3 Must-Haves in Next-Gen STEM Learning: Collaboration, Inclusivity and Well-Being

As someone who has dedicated my career to planning and designing buildings for science, technology, engineering and math (STEM) education and research, I was incredibly excited to moderate HDR's virtual panel discussion on the evolving landscape of STEM education. This session, part of our ongoing Adaptations in Higher Education discussion series, brought together esteemed leaders in higher education to discuss how institutions adapt to the rapid changes in STEM fields, particularly in the architecture and design for university clients with STEM buildings and programs.

The Evolution of STEM Education

We began our discussion by exploring the significant growth in STEM fields over the past two decades. According to the National Science Foundation, the number of degrees awarded in STEM fields has nearly doubled, driven by technological advancements, interdisciplinary approaches and increased funding.

P.K. Imbrie shared his insights on the importance of active, collaborative learning pedagogies. “We need to engage students in new ways, using innovative classroom spaces that promote teamwork and problem-solving,” he said. Imbrie emphasized the role of space in enhancing student learning outcomes, referencing research that shows how the physical environment can impact engagement and success. 

John Weidner discussed the transformative impact of computational tools in engineering education. “Students can now tackle complex problems using advanced software, but we must ensure they understand the underlying principles,” pointing out the challenge of “balancing technology with the need to develop critical thinking and problem-solving skills.”

Addressing Accessibility and Inclusion

The panel also addressed the persistent disparities in STEM education among different demographic groups. Mary Rezac shared insights on University of Kansas programs that support underrepresented students. “We provide technology and resources to ensure all students have the tools they need to succeed,” she explained, emphasizing the importance of creating inclusive learning environments that cater to diverse student needs.

Paul Greenwood spoke about the University of Tampa's initiative to engage local high school students in STEM activities. “We invite talented students to participate in hands-on projects, giving them early exposure to STEM fields;” stressing the value of “early engagement in fostering a passion for STEM among young learners.”

Promoting Mental Health and Well-Being

Mental health emerged as a critical topic, with panelists discussing strategies to support student well-being. Weidner highlighted the University of Cincinnati's efforts to embed mental health counselors within the College of Engineering. “Having counselors readily available makes a significant difference in addressing student anxiety and stress,” he said.

Greenwood mentioned the University of Tampa's comprehensive wellness programs, which include training for faculty to identify and support students in distress, noting the university's goal is “to create a supportive environment where students can thrive academically and personally.”

Looking to the Future

The panel concluded with a discussion on the future of STEM education. Imbrie emphasized the need for flexible, interdisciplinary programs that prepare students for emerging fields, advocating institutions “must break down traditional silos and offer pathways that allow students to explore diverse interests.”

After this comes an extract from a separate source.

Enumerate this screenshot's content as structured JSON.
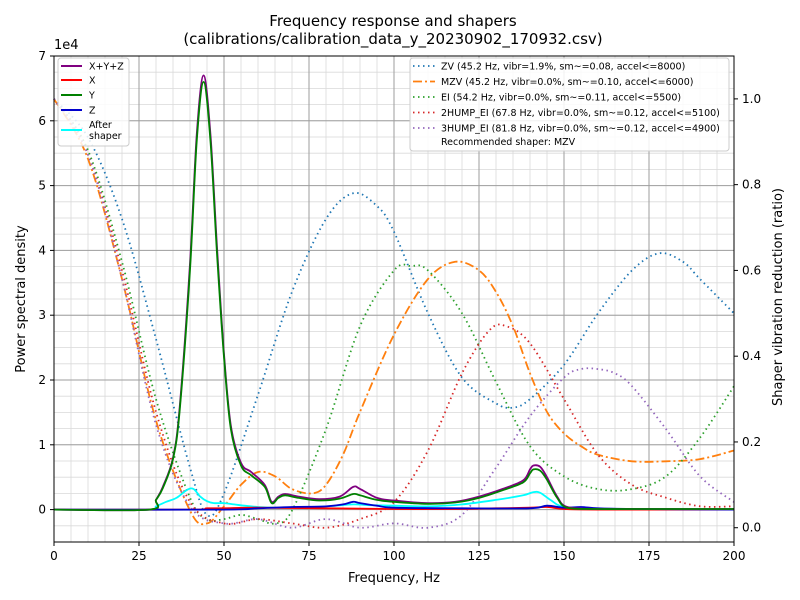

Rezac echoed this sentiment, highlighting the importance of addressing global challenges through interdisciplinary education; “Our students are motivated to solve societal problems, and we need to equip them with the skills to do so.”

Designing for STEM

The design of STEM facilities plays a crucial role in supporting these educational goals. New buildings at the University of Kansas feature collaborative learning spaces with advanced technology to facilitate group work and innovation. Similarly, the University of Tampa is developing a new science building to centralize resources and promote interdisciplinary research.

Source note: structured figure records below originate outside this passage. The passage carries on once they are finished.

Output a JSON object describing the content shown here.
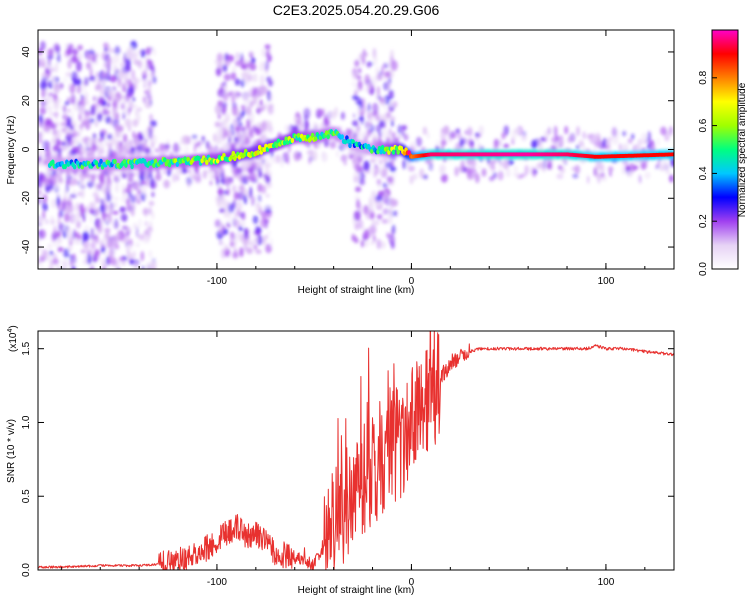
{
  "title": "C2E3.2025.054.20.29.G06",
  "chart_data": [
    {
      "type": "heatmap",
      "xlabel": "Height of straight line (km)",
      "ylabel": "Frequency (Hz)",
      "xlim": [
        -192,
        135
      ],
      "ylim": [
        -49,
        49
      ],
      "x_ticks": [
        -100,
        0,
        100
      ],
      "y_ticks": [
        -40,
        -20,
        0,
        20,
        40
      ],
      "colorbar": {
        "label": "Normalized spectral amplitude",
        "range": [
          0,
          1
        ],
        "ticks": [
          0.0,
          0.2,
          0.4,
          0.6,
          0.8
        ],
        "colors": [
          "#ffffff",
          "#e6d2f5",
          "#a040f0",
          "#0000ff",
          "#00c8ff",
          "#00ff80",
          "#a0ff00",
          "#ffff00",
          "#ff8000",
          "#ff0000",
          "#ff00c8"
        ]
      },
      "ridge": [
        {
          "x": -180,
          "y": -6,
          "a": 0.3
        },
        {
          "x": -150,
          "y": -6,
          "a": 0.35
        },
        {
          "x": -120,
          "y": -5,
          "a": 0.4
        },
        {
          "x": -100,
          "y": -4,
          "a": 0.45
        },
        {
          "x": -80,
          "y": -1,
          "a": 0.5
        },
        {
          "x": -60,
          "y": 5,
          "a": 0.45
        },
        {
          "x": -50,
          "y": 5,
          "a": 0.4
        },
        {
          "x": -40,
          "y": 7,
          "a": 0.35
        },
        {
          "x": -30,
          "y": 2,
          "a": 0.3
        },
        {
          "x": -20,
          "y": 0,
          "a": 0.3
        },
        {
          "x": -5,
          "y": 0,
          "a": 0.55
        },
        {
          "x": 0,
          "y": -3,
          "a": 0.8
        },
        {
          "x": 10,
          "y": -2,
          "a": 0.95
        },
        {
          "x": 60,
          "y": -2,
          "a": 0.98
        },
        {
          "x": 80,
          "y": -2,
          "a": 0.95
        },
        {
          "x": 95,
          "y": -3,
          "a": 0.9
        },
        {
          "x": 135,
          "y": -2,
          "a": 0.9
        }
      ]
    },
    {
      "type": "line",
      "xlabel": "Height of straight line (km)",
      "ylabel": "SNR (10 * v/v)",
      "multiplier": "(x10",
      "multiplier_exp": "4",
      "multiplier_close": ")",
      "xlim": [
        -192,
        135
      ],
      "ylim": [
        0,
        1.62
      ],
      "x_ticks": [
        -100,
        0,
        100
      ],
      "y_ticks": [
        "0.0",
        "0.5",
        "1.0",
        "1.5"
      ],
      "series": [
        {
          "color": "#e8312f",
          "x": [
            -192,
            -180,
            -160,
            -140,
            -130,
            -120,
            -110,
            -105,
            -100,
            -95,
            -90,
            -85,
            -80,
            -75,
            -70,
            -65,
            -60,
            -55,
            -50,
            -45,
            -42,
            -40,
            -35,
            -30,
            -25,
            -20,
            -15,
            -10,
            -5,
            0,
            5,
            10,
            12,
            15,
            20,
            25,
            30,
            35,
            40,
            50,
            60,
            70,
            80,
            90,
            95,
            100,
            110,
            120,
            135
          ],
          "y": [
            0.02,
            0.02,
            0.03,
            0.03,
            0.04,
            0.06,
            0.1,
            0.15,
            0.2,
            0.25,
            0.3,
            0.22,
            0.25,
            0.2,
            0.12,
            0.1,
            0.08,
            0.06,
            0.04,
            0.15,
            0.2,
            0.3,
            0.45,
            0.55,
            0.65,
            0.7,
            0.75,
            0.8,
            0.9,
            1.0,
            1.1,
            1.2,
            1.25,
            1.3,
            1.4,
            1.45,
            1.48,
            1.5,
            1.5,
            1.5,
            1.5,
            1.5,
            1.5,
            1.5,
            1.52,
            1.5,
            1.5,
            1.48,
            1.46
          ]
        }
      ]
    }
  ]
}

Greenwood shared his excitement about the new facilities. “These spaces will foster intellectual collisions, where students and faculty from different disciplines can collaborate and innovate,” he said. Imbrie, who is deeply involved in designing educational spaces, outlined several key design elements that can enhance student engagement and learning. The gallery below features designs from our portfolio to illustrate these concepts in action.

As institutions continue to adapt, a focus on collaboration, inclusion and well-being will be essential in preparing students for the challenges and opportunities of the future. By designing environments that encourage innovation and interdisciplinary learning, we can equip the next generation of STEM leaders with the skills and mindset needed to tackle the complex problems of tomorrow.